Dr. Charles Mwansambo is secretary for the Ministry of Health.

Speaking during a televised presidential address on Sunday evening, he said to address the shortage, the government is attempting to recruit 1,380 new healthcare workers from various schools this week.

“So there are 219 workers for central hospitals, 150 workers for CHAM [Christian Health Association of Malawi] facilities and 377 for district hospitals. And we are also recruiting 634 interns,” he said.

Malawi is experiencing a lot of challenges under COVID-19, including a shortage of personal protective equipment or PPEs.

Mwansambo said Malawi has set aside about $1.2 million for the procurement of the PPEs.

“Districts where the pandemic is severe have been furnished with emergency treatment units. And our next step is to set up emergency treatment units in each of the remaining district with a bed capacity between 30 and 60," he said.

In an address Sunday night, Malawi President Lazarus Chakwera said he was concerned with an unprecedented rise in coronavirus cases.

“In the past seven days, we have confirmed a total of 6,675 new infections, which is an average of 953 confirmed infections per day. This means that the average daily number of new infections from this past week is double what it was the previous week," he said.
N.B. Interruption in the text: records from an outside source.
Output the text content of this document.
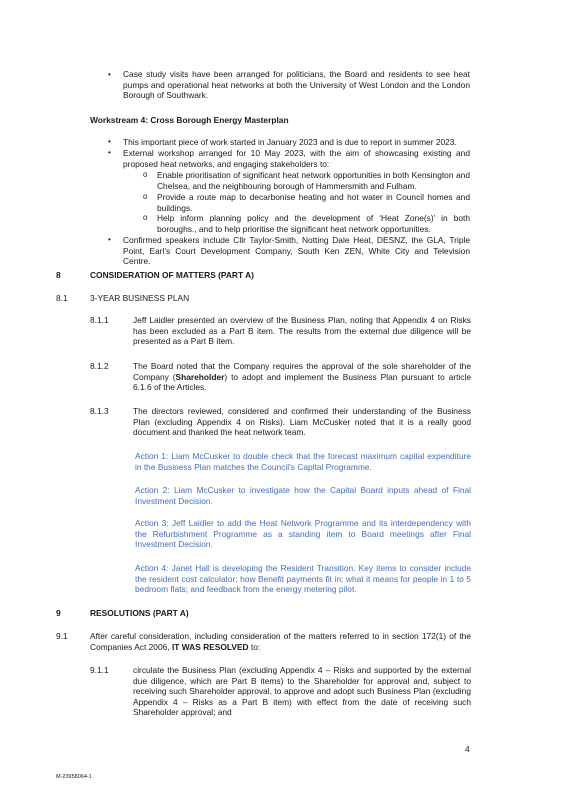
• Case study visits have been arranged for politicians, the Board and residents to see heat pumps and operational heat networks at both the University of West London and the London Borough of Southwark.
Workstream 4: Cross Borough Energy Masterplan
• This important piece of work started in January 2023 and is due to report in summer 2023.
• External workshop arranged for 10 May 2023, with the aim of showcasing existing and proposed heat networks, and engaging stakeholders to:
o Enable prioritisation of significant heat network opportunities in both Kensington and Chelsea, and the neighbouring borough of Hammersmith and Fulham.
o Provide a route map to decarbonise heating and hot water in Council homes and buildings.
o Help inform planning policy and the development of ‘Heat Zone(s)’ in both boroughs., and to help prioritise the significant heat network opportunities.
• Confirmed speakers include Cllr Taylor-Smith, Notting Dale Heat, DESNZ, the GLA, Triple Point, Earl’s Court Development Company, South Ken ZEN, White City and Television Centre.
8	CONSIDERATION OF MATTERS (PART A)
8.1	3-YEAR BUSINESS PLAN
8.1.1	Jeff Laidler presented an overview of the Business Plan, noting that Appendix 4 on Risks has been excluded as a Part B item. The results from the external due diligence will be presented as a Part B item.
8.1.2	The Board noted that the Company requires the approval of the sole shareholder of the Company (Shareholder) to adopt and implement the Business Plan pursuant to article 6.1.6 of the Articles.
8.1.3	The directors reviewed, considered and confirmed their understanding of the Business Plan (excluding Appendix 4 on Risks). Liam McCusker noted that it is a really good document and thanked the heat network team.
Action 1: Liam McCusker to double check that the forecast maximum capital expenditure in the Business Plan matches the Council’s Capital Programme.
Action 2: Liam McCusker to investigate how the Capital Board inputs ahead of Final Investment Decision.
Action 3: Jeff Laidler to add the Heat Network Programme and its interdependency with the Refurbishment Programme as a standing item to Board meetings after Final Investment Decision.
Action 4: Janet Hall is developing the Resident Transition. Key items to consider include the resident cost calculator; how Benefit payments fit in; what it means for people in 1 to 5 bedroom flats; and feedback from the energy metering pilot.
9	RESOLUTIONS (PART A)
9.1	After careful consideration, including consideration of the matters referred to in section 172(1) of the Companies Act 2006, IT WAS RESOLVED to:
9.1.1	circulate the Business Plan (excluding Appendix 4 – Risks and supported by the external due diligence, which are Part B items) to the Shareholder for approval and, subject to receiving such Shareholder approval, to approve and adopt such Business Plan (excluding Appendix 4 – Risks as a Part B item) with effect from the date of receiving such Shareholder approval; and
4
M-23958064-1
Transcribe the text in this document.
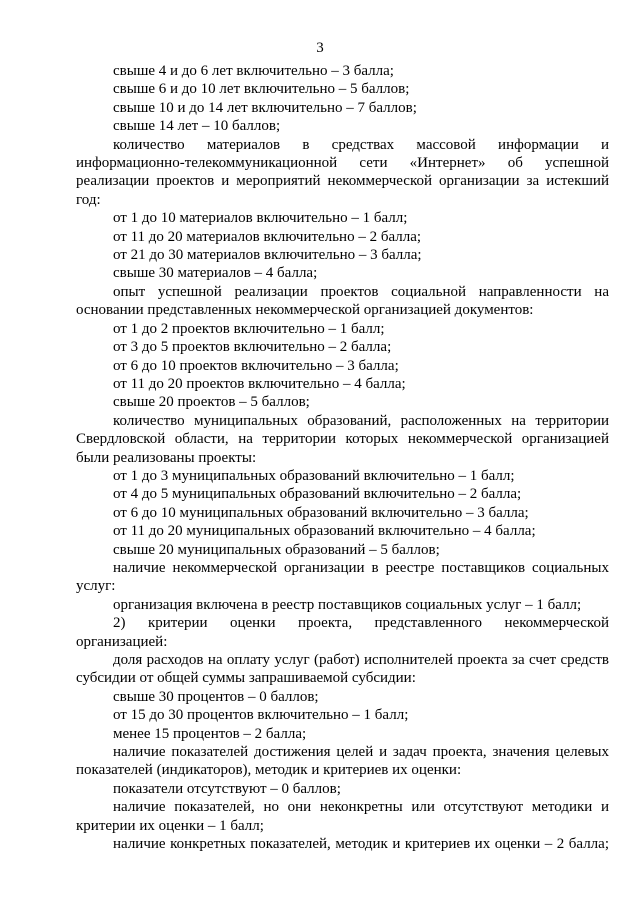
3

свыше 4 и до 6 лет включительно – 3 балла;

свыше 6 и до 10 лет включительно – 5 баллов;

свыше 10 и до 14 лет включительно – 7 баллов;

свыше 14 лет – 10 баллов;

количество материалов в средствах массовой информации и информационно-телекоммуникационной сети «Интернет» об успешной реализации проектов и мероприятий некоммерческой организации за истекший год:

от 1 до 10 материалов включительно – 1 балл;

от 11 до 20 материалов включительно – 2 балла;

от 21 до 30 материалов включительно – 3 балла;

свыше 30 материалов – 4 балла;

опыт успешной реализации проектов социальной направленности на основании представленных некоммерческой организацией документов:

от 1 до 2 проектов включительно – 1 балл;

от 3 до 5 проектов включительно – 2 балла;

от 6 до 10 проектов включительно – 3 балла;

от 11 до 20 проектов включительно – 4 балла;

свыше 20 проектов – 5 баллов;

количество муниципальных образований, расположенных на территории Свердловской области, на территории которых некоммерческой организацией были реализованы проекты:

от 1 до 3 муниципальных образований включительно – 1 балл;

от 4 до 5 муниципальных образований включительно – 2 балла;

от 6 до 10 муниципальных образований включительно – 3 балла;

от 11 до 20 муниципальных образований включительно – 4 балла;

свыше 20 муниципальных образований – 5 баллов;

наличие некоммерческой организации в реестре поставщиков социальных услуг:

организация включена в реестр поставщиков социальных услуг – 1 балл;

2) критерии оценки проекта, представленного некоммерческой организацией:

доля расходов на оплату услуг (работ) исполнителей проекта за счет средств субсидии от общей суммы запрашиваемой субсидии:

свыше 30 процентов – 0 баллов;

от 15 до 30 процентов включительно – 1 балл;

менее 15 процентов – 2 балла;

наличие показателей достижения целей и задач проекта, значения целевых показателей (индикаторов), методик и критериев их оценки:

показатели отсутствуют – 0 баллов;

наличие показателей, но они неконкретны или отсутствуют методики и критерии их оценки – 1 балл;

наличие конкретных показателей, методик и критериев их оценки – 2 балла;
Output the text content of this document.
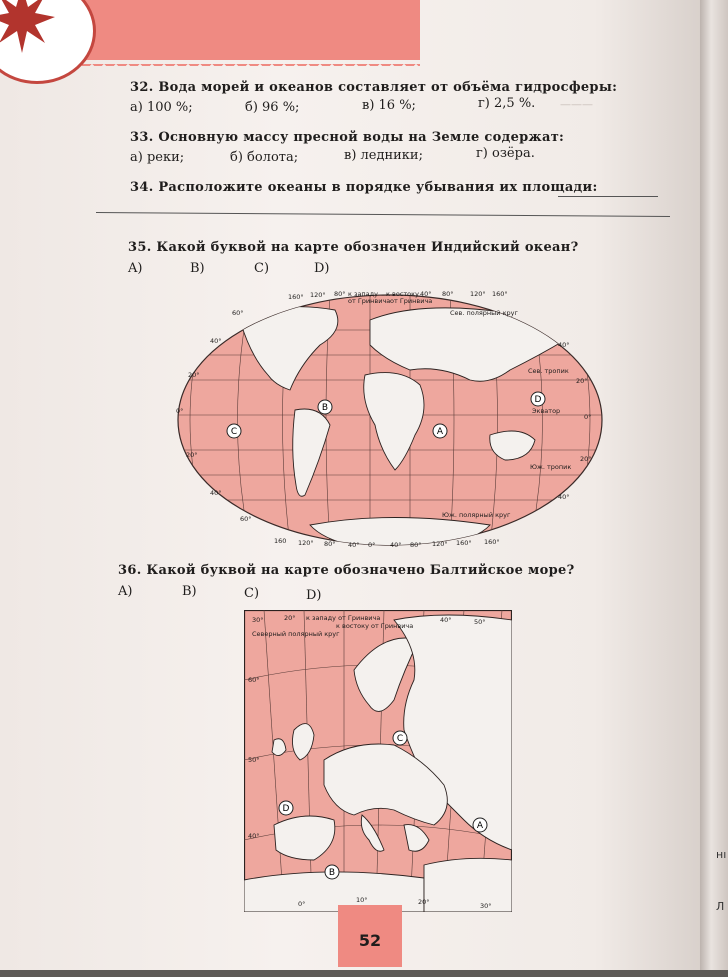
———
32. Вода морей и океанов составляет от объёма гидросферы:
а) 100 %;	б) 96 %;	в) 16 %;	г) 2,5 %.
33. Основную массу пресной воды на Земле содержат:
а) реки;	б) болота;	в) ледники;	г) озёра.
34. Расположите океаны в порядке убывания их площади:
35. Какой буквой на карте обозначен Индийский океан?
A)	B)	C)	D)
160° 120° 80° к западу
от Гринвича
к востоку
от Гринвича
40° 80°	120° 160°
160 120° 80° 40° 0° 40° 80° 120° 160° 160°
60°
40°
20°
0°
20°
40°
60°
40°
20°
0°
20°
40°
Сев. полярный круг
Сев. тропик
Экватор
Юж. тропик
Юж. полярный круг
A
B
C
D
36. Какой буквой на карте обозначено Балтийское море?
A)	B)	C)	D)
30°	20° к западу от Гринвича
к востоку от Гринвича
40°	50°
Северный полярный круг
60°
50°
40°
0°	10°	20°	30°
A
B
C
D
52
нı
Л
Chakwera also said in the past seven days, the daily average number of COVID-19 deaths was more than double what it was the previous week.

“Covid-19 deaths in the seven days between January 10th and 16th were 80, but in the seven days between January 17th and yesterday, the total was 170. The continued rise in new infections and new deaths over the past week means that the urgent directives I gave a week ago must continue to be implemented with uncommon speed," he said.

The directives included a nighttime curfew, suspension of schools and a recommendation that Malawians wear face masks.